Political scandal shatters student apathy

Concordia students continue to show their apathy to almost all things political-university related. The results of the fall byelections are in, showing that barely one student in 30 bothered to have their say in the democratic process. This lack of any political interest amongst students has some student executives worried.

Concordia Student Union President Amine Dabchy said he thought the CSU was doing a good job fighting the trend, citing their open door office policy, bi-weekly coffee sessions with students and town hall meetings. “I’m sure that in March, students will vote in a more numerous manner. We had one of the highest voter turnouts last year,” said Dabchy.

Auob Muntasar, CSU VP external, expressed some unease with Concordia’s participation level. “Students take their vote for granted in general. I don’t think students realize how much money they pay into the student union,” says Muntasar, but stressed that the urge to participate should be for more than the money. “Students should be interested because the CSU is advocating their rights and doing the right thing.”
While Muntasar said he thought the best way to engage students was for executives to “push the right buttons,” the University of British Columbia’s Alma Mater Society may have found a more effective way: political scandal. A unanimous vote from UBC’s student council demanded the resignations of AMS president Blake Frederick and VP Administration Tim Chu at an emergency meeting held Saturday evening. The move came after Frederick and Chu, along with former AMS executive Tristan Markle, filed a human rights complaint with the United Nations saying that the Governments of Canada and British Columbia had failed to live up to their obligations under the 1976 UN Covenant on Economic Social and Cultural Rights, of which Canada is a signatory. An article in the covenant states, “Higher education shall be made accessible to all, on the basis of capacity, by every appropriate means, and in particular by the progressive introduction of free education.”

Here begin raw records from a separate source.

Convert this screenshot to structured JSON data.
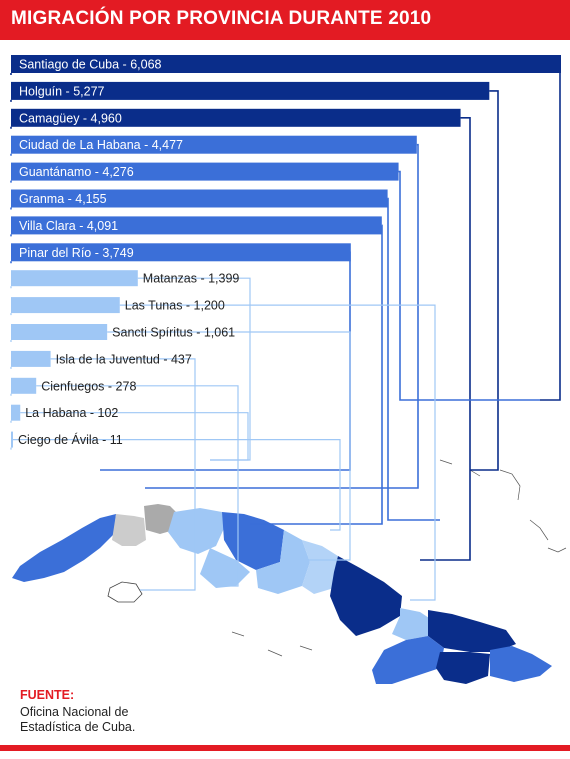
{
  "header": {
    "title": "MIGRACIÓN POR PROVINCIA DURANTE 2010"
  },
  "source": {
    "label": "FUENTE:",
    "text": "Oficina Nacional de Estadística de Cuba."
  },
  "colors": {
    "accent": "#e31b23",
    "dark": "#0a2d8a",
    "mid": "#3b6fd8",
    "light": "#9fc7f5",
    "neutral": "#cccccc"
  },
  "chart_data": {
    "type": "bar",
    "orientation": "horizontal",
    "title": "MIGRACIÓN POR PROVINCIA DURANTE 2010",
    "categories": [
      "Santiago de Cuba",
      "Holguín",
      "Camagüey",
      "Ciudad de La Habana",
      "Guantánamo",
      "Granma",
      "Villa Clara",
      "Pinar del Río",
      "Matanzas",
      "Las Tunas",
      "Sancti Spíritus",
      "Isla de la Juventud",
      "Cienfuegos",
      "La Habana",
      "Ciego de Ávila"
    ],
    "values": [
      6068,
      5277,
      4960,
      4477,
      4276,
      4155,
      4091,
      3749,
      1399,
      1200,
      1061,
      437,
      278,
      102,
      11
    ],
    "labels": [
      "Santiago de Cuba - 6,068",
      "Holguín - 5,277",
      "Camagüey - 4,960",
      "Ciudad de La Habana - 4,477",
      "Guantánamo - 4,276",
      "Granma - 4,155",
      "Villa Clara - 4,091",
      "Pinar del Río - 3,749",
      "Matanzas - 1,399",
      "Las Tunas - 1,200",
      "Sancti Spíritus - 1,061",
      "Isla de la Juventud - 437",
      "Cienfuegos - 278",
      "La Habana - 102",
      "Ciego de Ávila - 11"
    ],
    "tiers": [
      "dark",
      "dark",
      "dark",
      "mid",
      "mid",
      "mid",
      "mid",
      "mid",
      "light",
      "light",
      "light",
      "light",
      "light",
      "light",
      "light"
    ],
    "xlim": [
      0,
      6068
    ],
    "grid": false,
    "legend": "none"
  }
}
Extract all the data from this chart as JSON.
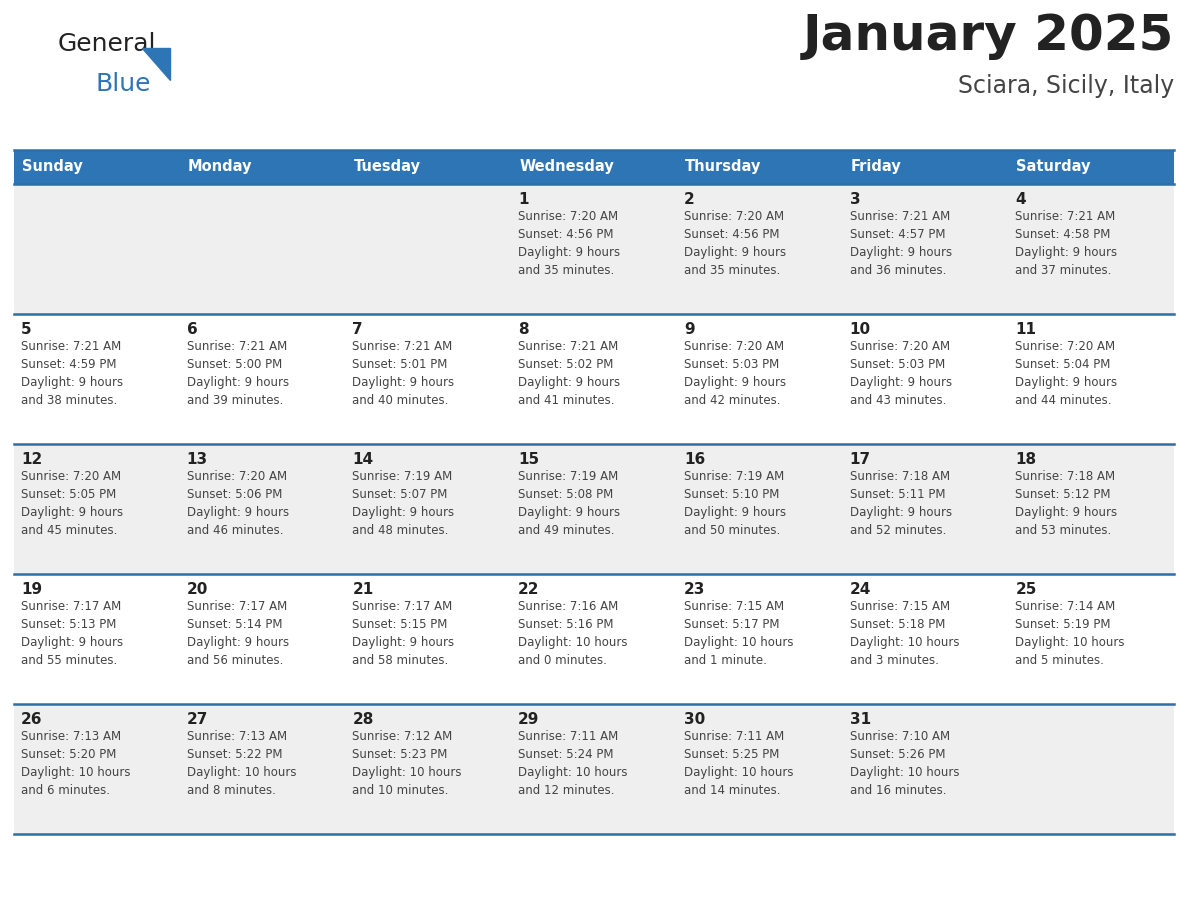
{
  "title": "January 2025",
  "subtitle": "Sciara, Sicily, Italy",
  "header_color": "#2E75B6",
  "header_text_color": "#FFFFFF",
  "day_names": [
    "Sunday",
    "Monday",
    "Tuesday",
    "Wednesday",
    "Thursday",
    "Friday",
    "Saturday"
  ],
  "cell_bg_even": "#EFEFEF",
  "cell_bg_odd": "#FFFFFF",
  "grid_line_color": "#2E6EA6",
  "title_color": "#222222",
  "subtitle_color": "#444444",
  "day_num_color": "#222222",
  "day_text_color": "#444444",
  "logo_general_color": "#222222",
  "logo_blue_color": "#2E75B6",
  "logo_triangle_color": "#2E75B6",
  "calendar": [
    [
      {
        "day": null,
        "sunrise": null,
        "sunset": null,
        "daylight": null
      },
      {
        "day": null,
        "sunrise": null,
        "sunset": null,
        "daylight": null
      },
      {
        "day": null,
        "sunrise": null,
        "sunset": null,
        "daylight": null
      },
      {
        "day": 1,
        "sunrise": "7:20 AM",
        "sunset": "4:56 PM",
        "daylight": "9 hours\nand 35 minutes."
      },
      {
        "day": 2,
        "sunrise": "7:20 AM",
        "sunset": "4:56 PM",
        "daylight": "9 hours\nand 35 minutes."
      },
      {
        "day": 3,
        "sunrise": "7:21 AM",
        "sunset": "4:57 PM",
        "daylight": "9 hours\nand 36 minutes."
      },
      {
        "day": 4,
        "sunrise": "7:21 AM",
        "sunset": "4:58 PM",
        "daylight": "9 hours\nand 37 minutes."
      }
    ],
    [
      {
        "day": 5,
        "sunrise": "7:21 AM",
        "sunset": "4:59 PM",
        "daylight": "9 hours\nand 38 minutes."
      },
      {
        "day": 6,
        "sunrise": "7:21 AM",
        "sunset": "5:00 PM",
        "daylight": "9 hours\nand 39 minutes."
      },
      {
        "day": 7,
        "sunrise": "7:21 AM",
        "sunset": "5:01 PM",
        "daylight": "9 hours\nand 40 minutes."
      },
      {
        "day": 8,
        "sunrise": "7:21 AM",
        "sunset": "5:02 PM",
        "daylight": "9 hours\nand 41 minutes."
      },
      {
        "day": 9,
        "sunrise": "7:20 AM",
        "sunset": "5:03 PM",
        "daylight": "9 hours\nand 42 minutes."
      },
      {
        "day": 10,
        "sunrise": "7:20 AM",
        "sunset": "5:03 PM",
        "daylight": "9 hours\nand 43 minutes."
      },
      {
        "day": 11,
        "sunrise": "7:20 AM",
        "sunset": "5:04 PM",
        "daylight": "9 hours\nand 44 minutes."
      }
    ],
    [
      {
        "day": 12,
        "sunrise": "7:20 AM",
        "sunset": "5:05 PM",
        "daylight": "9 hours\nand 45 minutes."
      },
      {
        "day": 13,
        "sunrise": "7:20 AM",
        "sunset": "5:06 PM",
        "daylight": "9 hours\nand 46 minutes."
      },
      {
        "day": 14,
        "sunrise": "7:19 AM",
        "sunset": "5:07 PM",
        "daylight": "9 hours\nand 48 minutes."
      },
      {
        "day": 15,
        "sunrise": "7:19 AM",
        "sunset": "5:08 PM",
        "daylight": "9 hours\nand 49 minutes."
      },
      {
        "day": 16,
        "sunrise": "7:19 AM",
        "sunset": "5:10 PM",
        "daylight": "9 hours\nand 50 minutes."
      },
      {
        "day": 17,
        "sunrise": "7:18 AM",
        "sunset": "5:11 PM",
        "daylight": "9 hours\nand 52 minutes."
      },
      {
        "day": 18,
        "sunrise": "7:18 AM",
        "sunset": "5:12 PM",
        "daylight": "9 hours\nand 53 minutes."
      }
    ],
    [
      {
        "day": 19,
        "sunrise": "7:17 AM",
        "sunset": "5:13 PM",
        "daylight": "9 hours\nand 55 minutes."
      },
      {
        "day": 20,
        "sunrise": "7:17 AM",
        "sunset": "5:14 PM",
        "daylight": "9 hours\nand 56 minutes."
      },
      {
        "day": 21,
        "sunrise": "7:17 AM",
        "sunset": "5:15 PM",
        "daylight": "9 hours\nand 58 minutes."
      },
      {
        "day": 22,
        "sunrise": "7:16 AM",
        "sunset": "5:16 PM",
        "daylight": "10 hours\nand 0 minutes."
      },
      {
        "day": 23,
        "sunrise": "7:15 AM",
        "sunset": "5:17 PM",
        "daylight": "10 hours\nand 1 minute."
      },
      {
        "day": 24,
        "sunrise": "7:15 AM",
        "sunset": "5:18 PM",
        "daylight": "10 hours\nand 3 minutes."
      },
      {
        "day": 25,
        "sunrise": "7:14 AM",
        "sunset": "5:19 PM",
        "daylight": "10 hours\nand 5 minutes."
      }
    ],
    [
      {
        "day": 26,
        "sunrise": "7:13 AM",
        "sunset": "5:20 PM",
        "daylight": "10 hours\nand 6 minutes."
      },
      {
        "day": 27,
        "sunrise": "7:13 AM",
        "sunset": "5:22 PM",
        "daylight": "10 hours\nand 8 minutes."
      },
      {
        "day": 28,
        "sunrise": "7:12 AM",
        "sunset": "5:23 PM",
        "daylight": "10 hours\nand 10 minutes."
      },
      {
        "day": 29,
        "sunrise": "7:11 AM",
        "sunset": "5:24 PM",
        "daylight": "10 hours\nand 12 minutes."
      },
      {
        "day": 30,
        "sunrise": "7:11 AM",
        "sunset": "5:25 PM",
        "daylight": "10 hours\nand 14 minutes."
      },
      {
        "day": 31,
        "sunrise": "7:10 AM",
        "sunset": "5:26 PM",
        "daylight": "10 hours\nand 16 minutes."
      },
      {
        "day": null,
        "sunrise": null,
        "sunset": null,
        "daylight": null
      }
    ]
  ]
}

While UBC’s tactics were debatable, they certainly caught the interest of students- over 200 students showed up to Saturday’s special meeting, a record turnout. Most of them showed up for one reason 8212;to express their disappointment with Frederick and Chu. “This has been a huge wake up call to the student population. It’s a huge undermining of the democratic system that we have in place,” said Emily Laflamme, an executive on last year’s AMS. “Spending student fees on an issue that has not gone through the proper procedure is irresponsible.” The unprecedented number of angry UBC students who showed up at the meeting, forced a change of locations to a lecture hall in order to accommodate the crowd.

Muntasar and Dabchy said they don’t believe the best way to gain the interests of students is through political debacle. On the other hand, the UBC example seems to show that a good old scandal might trump the best efforts of reaching out to students. Whatever the approach, Muntasar concedes there is a problem no strategy can solve: “You only find out about people once they’ve got into office. Unfortunately, that’s the limitation of student politics.”